The story is rather simple, but also technical.
Let $\mathsf{LWE}[n, \sigma, q]$ be the average-case LWE problem in dimension $n$, standard deviation $\sigma$, and moduli $q$.
Regev's quantum worst-case to average-case reduction for LWE states that:
$$\mathsf{SIVP}_{\tilde{O}(nq/\sigma)} \leq \mathsf{LWE}[n, \sigma, q]$$
Where $\mathsf{SIVP}_\gamma$ is the short independent vectors problem (think of it like a generalization of the shortest vector problem to finding $n > 1$ short linearly independent vectors, where $n$ is the dimension of the lattice).
Note that the $\gamma$ here is an approximation factor that is allowed in the problem.
What is the precise complexity of $\mathsf{SIVP}_\gamma$?
This highly depends on the parameter $\gamma$, but the following should suffice for this post.
It is known that $\mathsf{SIVP}_{\tilde{\Omega}(\sqrt{n})}$ is in $\mathsf{AM}\cap co\mathsf{AM}$.
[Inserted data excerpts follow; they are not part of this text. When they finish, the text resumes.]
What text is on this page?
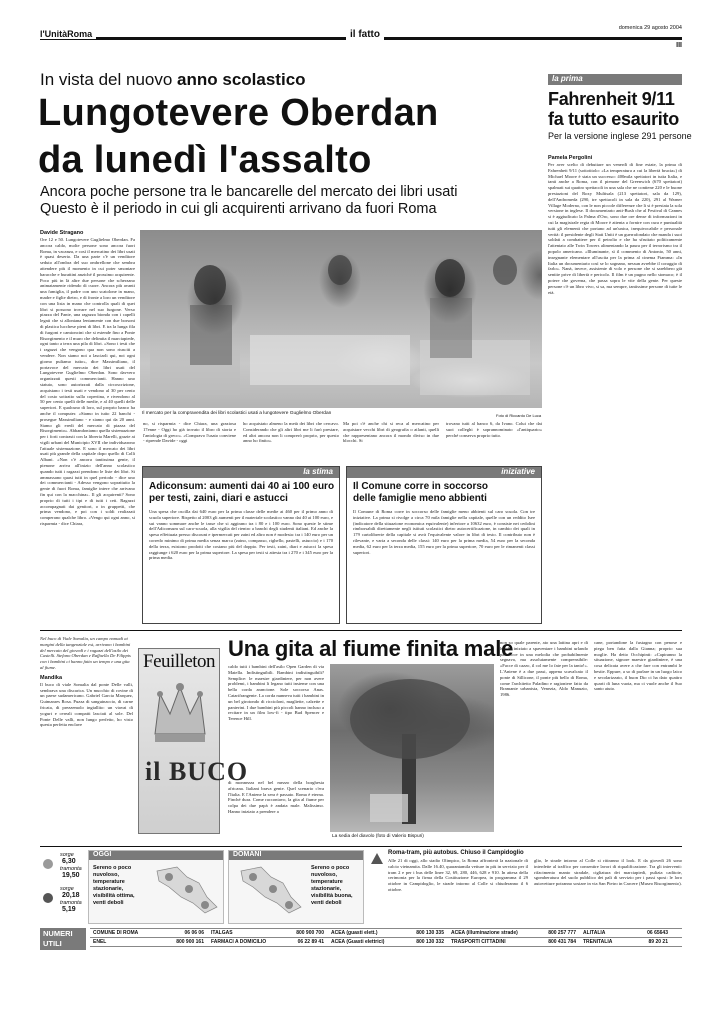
l'UnitàRoma	il fatto
domenica 29 agosto 2004
III
In vista del nuovo anno scolastico
Lungotevere Oberdan
da lunedì l'assalto
Ancora poche persone tra le bancarelle del mercato dei libri usati
Questo è il periodo in cui gli acquirenti arrivano da fuori Roma
Davide Stragano
Ore 12 e 50. Lungotevere Guglielmo Oberdan. Fa ancora caldo, molte persone sono ancora fuori Roma, in vacanza, e così il mercatino dei libri usati è quasi deserto. Da una parte c'è un venditore seduto all'ombra del suo ombrellone che sembra attendere più il momento in cui poter smontare baracche e burattini anziché il prossimo acquirente. Poco più in là altre due persone che scherzano animatamente ridendo di cuore. Ancora più avanti una famiglia, il padre con uno scatolone in mano, madre e figlie dietro, e di fronte a loro un venditore con una lista in mano che controlla quali di quei libri si possono trovare nel suo furgone. Verso piazza del Fante, una ragazza bionda con i capelli legati che si allontana lentamente con due borsoni di plastica lucchese pieni di libri. E tra la lunga fila di furgoni e camioncini che si estende fino a Ponte Risorgimento e il muro che delimita il marciapiede, ogni tanto a terra una pila di libri. «Sono i testi che i ragazzi che vengono qua non sono riusciti a vendere. Non siamo noi a lasciarli qui, noi ogni giorno puliamo tutto», dice Massimiliano, il portavoce del mercato dei libri usati del Lungotevere Guglielmo Oberdan. Sono davvero organizzati questi commercianti. Hanno uno statuto, sono autorizzati dalla circoscrizione, acquistano i testi usati e vendono al 30 per cento del costo sottratto sulla copertina, e rivendono al 50 per cento quelli delle medie, e al 40 quelli delle superiori. E qualcuno di loro, sul proprio banco ha anche il computer. «Siamo in tutto 22 banchi - prosegue Massimiliano - e siamo qui da 20 anni. Siamo gli eredi del mercato di piazza del Risorgimento». Abbandoniamo quella sistemazione per i forti contrasti con la libreria Marelli, grazie ai vigili urbani del Municipio XVII che individuarono l'attuale sistemazione. E sono il mercato dei libri usati più grande della capitale dopo quello di Colli Albani. «Non c'è ancora tantissima gente, il pienone arriva all'inizio dell'anno scolastico quando tutti i ragazzi prendono le liste dei libri. Si ammassano quasi tutti in quel periodo - dice uno dei commercianti - Adesso vengono soprattutto la gente di fuori Roma, famiglie intere che arrivano fin qui con la macchina». Il gli acquirenti? Sono proprio di tutti i tipi e di tutti i ceti. Ragazzi accompagnati dai genitori, o in gruppetti, che prima vendono, e poi con i soldi realizzati comperano qualche libro. «Vengo qui ogni anno, si risparmia - dice Chiara,
Il mercato per la compravendita dei libri scolastici usati a lungotevere Guglielmo Oberdan	Foto di Riccardo De Luca
no, si risparmia - dice Chiara, una graziosa 17enne - Oggi ho già trovato il libro di storia e l'antologia di greco». «Compravo l'usato conviene - riprende Davide - oggi
ho acquistato almeno la metà dei libri che cercavo. Considerando che gli altri libri me li farò prestare, ed altri ancora non li comprerò proprio, per questo anno ho finito».
Ma poi c'è anche chi si reca al mercatino per acquistare vecchi libri di geografia o atlanti, quelli che rappresentano ancora il mondo diviso in due blocchi. Si
trovano tutti al banco 6, da Ivano. Colui che dai suoi colleghi è soprannominato «l'antiquario» perché conserva proprio tutto.
la stima
Adiconsum: aumenti dai 40 ai 100 euro
per testi, zaini, diari e astucci
Una spesa che oscilla dai 640 euro per la prima classe delle medie ai 460 per il primo anno di scuola superiore. Rispetto al 2003 gli aumenti per il materiale scolastico vanno dai 40 ai 100 euro, e sui vanno sommare anche le tasse che si aggirano tra i 80 e i 100 euro. Sono queste le stime dell'Adiconsum sul caro-scuola, alla vigilia del rientro a banchi degli studenti italiani. Ed anche la spesa effettuata presso discount e ipermercati per zaini ed altro non è modesta: tra i 140 euro per un corredo minimo di prima media senza marca (zaino, compasso, righello, pastelli, astuccio) e i 170 della terza, esistono prodotti che costano più del doppio. Per testi, zaini, diari e astucci la spesa raggiunge i 620 euro per la prima superiore. La spesa per testi si attesta tra i 270 e i 345 euro per la prima media.
iniziative
Il Comune corre in soccorso
delle famiglie meno abbienti
Il Comune di Roma corre in soccorso delle famiglie meno abbienti sul caro scuola. Con tre iniziative. La prima si rivolge a circa 70 mila famiglie nella capitale, quelle con un reddito Isee (indicatore della situazione economica equivalente) inferiore a 10632 euro, è consiste nei cedolini rimborsabili direttamente negli istituti scolastici dietro autocertificazione, in cambio dei quali in 179 cartolibrerie della capitale si avrà l'equivalente valore in libri di testo. Il contributo non è rilevante, e varia a seconda delle classi: 140 euro per la prima media, 54 euro per la seconda media, 62 euro per la terza media, 155 euro per la prima superiore, 70 euro per le rimanenti classi superiori.
la prima
Fahrenheit 9/11
fa tutto esaurito
Per la versione inglese 291 persone
Pamela Pergolini
Per aver scelto di debuttare un venerdì di fine estate, la prima di Fahrenheit 9/11 (sottotitolo: «La temperatura a cui la libertà brucia») di Michael Moore è stata un successo: 400mila spettatori in tutta Italia, e tanti anche a Roma, con il pienone del Greenwich (670 spettatori) spalmati sui quattro spettacoli in una sala che ne contiene 220 e le buone prestazioni del Roxy Multisala (213 spettatori, sala da 129), dell'Andromeda (290, tre spettacoli in sala da 220), 291 al Warner Village Moderno, con le non piccole differenze che li si è prestata la sola versione in inglese. Il documentario anti-Bush che al Festival di Cannes si è aggiudicato la Palma d'Oro, sono due ore dense di informazioni in cui la magistrale regia di Moore è attenta a fornire con cura e puntualità tutti gli elementi che portano ad un'unica, inequivocabile e personale verità: il presidente degli Stati Uniti è un guerrafondaio che manda i suoi soldati a combattere per il petrolio e che ha sfruttato politicamente l'attentato alle Twin Towers alimentando la paura per il terrorismo tra il popolo americano. «Illuminante, sì il commento di Antonio, 50 anni, insegnante elementare all'uscita per la prima al cinema Fiamma: «In Italia un documentario così se lo sognano, nessun avrebbe il coraggio di farlo». Nanà, invece, assistente di volo e persone che si sarebbero già sentite prive di libertà e pericolo. Il film è un pugno nello stomaco; è il potere che governa, che passa sopra le vite della gente. Per queste persone c'è un libro vivo, si sa, ma sempre, tantissime persone di tutte le età.
Nel buco di Viale Somalia, un campo nomadi ai margini della tangenziale est, arrivano i bambini del mercato del giovedì e i ragazzi dell'asilo dei Castelli. Stefano Oberdan e Raffaella De Filippis con i bambini ci hanno fatto un tempo e una gita al fiume.
Mandika
Il buco di viale Somalia dal ponte Delle valli, sembrava una discarica. Un mucchio di rovine di un paese sudamericano. Gabriel Garcia Marquez, Guimaraes Rosa. Puzza di sanguinaccio, di carne fricata, di prezzemolo ingiallito: un viavai di yogurt e cereali compatti lasciati al sole. Del Ponte Delle valli, non lungo perfetto, ho visto questa perfetta enclave
Feuilleton
il BUCO
Una gita al fiume finita male
caldo tutti i bambini dell'asilo Open Garden di via Maiella. Indistinguibili. Bambini indistinguibili? Semplice: le maestre giardiniere, per non avere problemi, i bambini li legano tutti insieme con una bella corda arancione. Sole soccorso Anas. Catarifrangente. La corda nunneva tutti i bambini in un bel girotondo di riccioloni, magliette, calzette e panierini. I due bambini più piccoli hanno incluso a recitare in un film low-fi - tipo Bud Spencer e Terence Hill.
non so quale parente, ato una lattina apri e di lui, ha iniziato a spaventare i bambini urlando parolacce in una melodia che probabilmente segnava, ma assolutamente comprensibile: «Facce di cazzo, il col me lo fate per la tanto!». L'Aniene è a due passi, appena scavalcato il ponte di Sillicone, il ponte più bello di Roma, come l'architetto Paladino e ragioniere fatto da Bramante urbanista, Venezia, Aldo Manuzio, 1986.
cane, portandone la fustagno con penose e piega ben fatta dalla Gianna; proprio sua moglie. Ha detto Occhipinti: «Capiranno la situazione, signore maestre giardiniere, è una cosa delicata avere a che fare con entrambi le bestie. Eppure, a so di parlare in un luogo laico e secolarizzato, il buon Dio ci ha dato quattro quarti di luna vuota, ma ci vuole anche il Suo santo aiuto.
La sedia del diavolo (foto di Valerio Bispuri)
di monnezza nel bel mezzo della borghesia africana. Italiani brava gente. Quel scenario c'era l'Italia. E l'Aniene la sera è passato. Roma è eterna. Finché dura. Come raccontavo, la gita al fiume per colpa dei due papà è andata male. Malissimo. Hanno iniziato a prendere a
sorge
6,30
tramonta
19,50
sorge
20,18
tramonta
5,19
OGGI
Sereno o poco nuvoloso, temperature stazionarie, visibilità ottima, venti deboli
DOMANI
Sereno o poco nuvoloso, temperature stazionarie, visibilità buona, venti deboli
Roma-tram, più autobus. Chiuso il Campidoglio
Alle 21 di oggi, allo stadio Olimpico, la Roma affronterà la nazionale di calcio vietnamita. Dalle 16.40, quarantamila vetture in più in servizio per il tram 2 e per i bus delle linee 32, 69, 280, 446, 628 e 910. In attesa della cerimonia per la firma della Costituzione Europea, in programma il 29 ottobre in Campidoglio, le strade intorno al Colle si chiuderanno il 6 ottobre.
glio, le strade intorno al Colle si ritiranno il look. E da giovedì 26 sono interdette al traffico per consentire lavori di riqualificazione. Tra gli interventi: rifacimento manto stradale, cigliatura dei marciapiedi, pulizia caditoie, sgomberatura del suolo pubblico dei pali di servizio per i passi sposi: le loro autovetture potranno sostare in via San Pietro in Carcere (Museo Risorgimento).
NUMERI UTILI
COMUNE DI ROMA	06 06 06	ITALGAS	800 900 700	ACEA (guasti elett.)	800 130 335	ACEA (illuminazione strade)	800 257 777	ALITALIA	06 65643
ENEL	800 900 161	FARMACI A DOMICILIO	06 22 89 41	ACEA (Guasti elettrici)	800 130 332	TRASPORTI CITTADINI	800 431 784	TRENITALIA	89 20 21
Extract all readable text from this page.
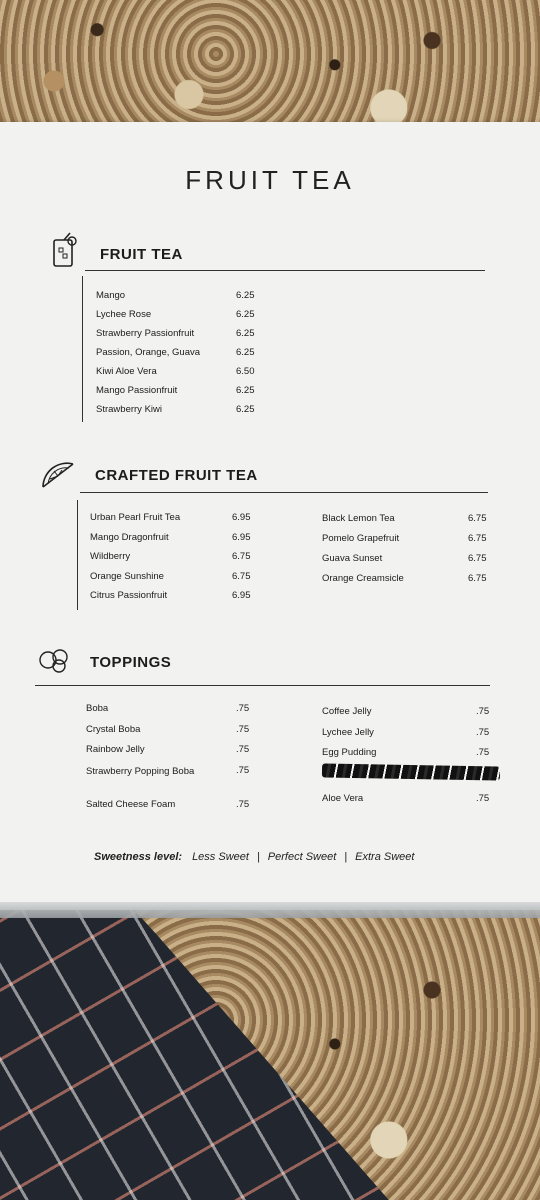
FRUIT TEA
FRUIT TEA
Mango	6.25
Lychee Rose	6.25
Strawberry Passionfruit	6.25
Passion, Orange, Guava	6.25
Kiwi Aloe Vera	6.50
Mango Passionfruit	6.25
Strawberry Kiwi	6.25
CRAFTED FRUIT TEA
Urban Pearl Fruit Tea	6.95
Mango Dragonfruit	6.95
Wildberry	6.75
Orange Sunshine	6.75
Citrus Passionfruit	6.95
Black Lemon Tea	6.75
Pomelo Grapefruit	6.75
Guava Sunset	6.75
Orange Creamsicle	6.75
TOPPINGS
Boba	.75
Crystal Boba	.75
Rainbow Jelly	.75
Strawberry Popping Boba	.75
Salted Cheese Foam	.75
Coffee Jelly	.75
Lychee Jelly	.75
Egg Pudding	.75
Aloe Vera	.75
Sweetness level: Less Sweet | Perfect Sweet | Extra Sweet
This implies that it is not $\mathsf{NP}$-hard unless the polynomial hierarchy collapses to some finite (it looks like 2nd?) level, which complexity theorists view as being unlikely.
This essentially means that while $\mathsf{SIVP}_\gamma$ is known to be NP-hard for some $\gamma$, the $\gamma$ used in lattice cryptography is such that we view it as extremely unlikely that $\mathsf{SIVP}_\gamma$ will be NP-hard.
Still, for basic protocols one can generally take $\gamma$ to be some small polynomial, so $\mathsf{SIVP}_\gamma$ is "close" to an NP-hard problem, especially as the smallest approximation factor that we have polynomial-time algorithms for is something sub-exponential iirc.
More generally, NP hardness is the wrong thing to look at in cryptography.
What people actually want is some notion of average-case hardness.
In lattice cryptography one can formally connect that with worst-case hardness, but not every area in cryptography has such reductions.
In areas that don't, the particular worst-case hardness of the problem is not very important --- a problem can have some instances that are very hard while still being bad for cryptography, as it may be hard to generate a hard instance.
What is more important is specifying some plausible average-case hard distribution and examining the particular hardness of this.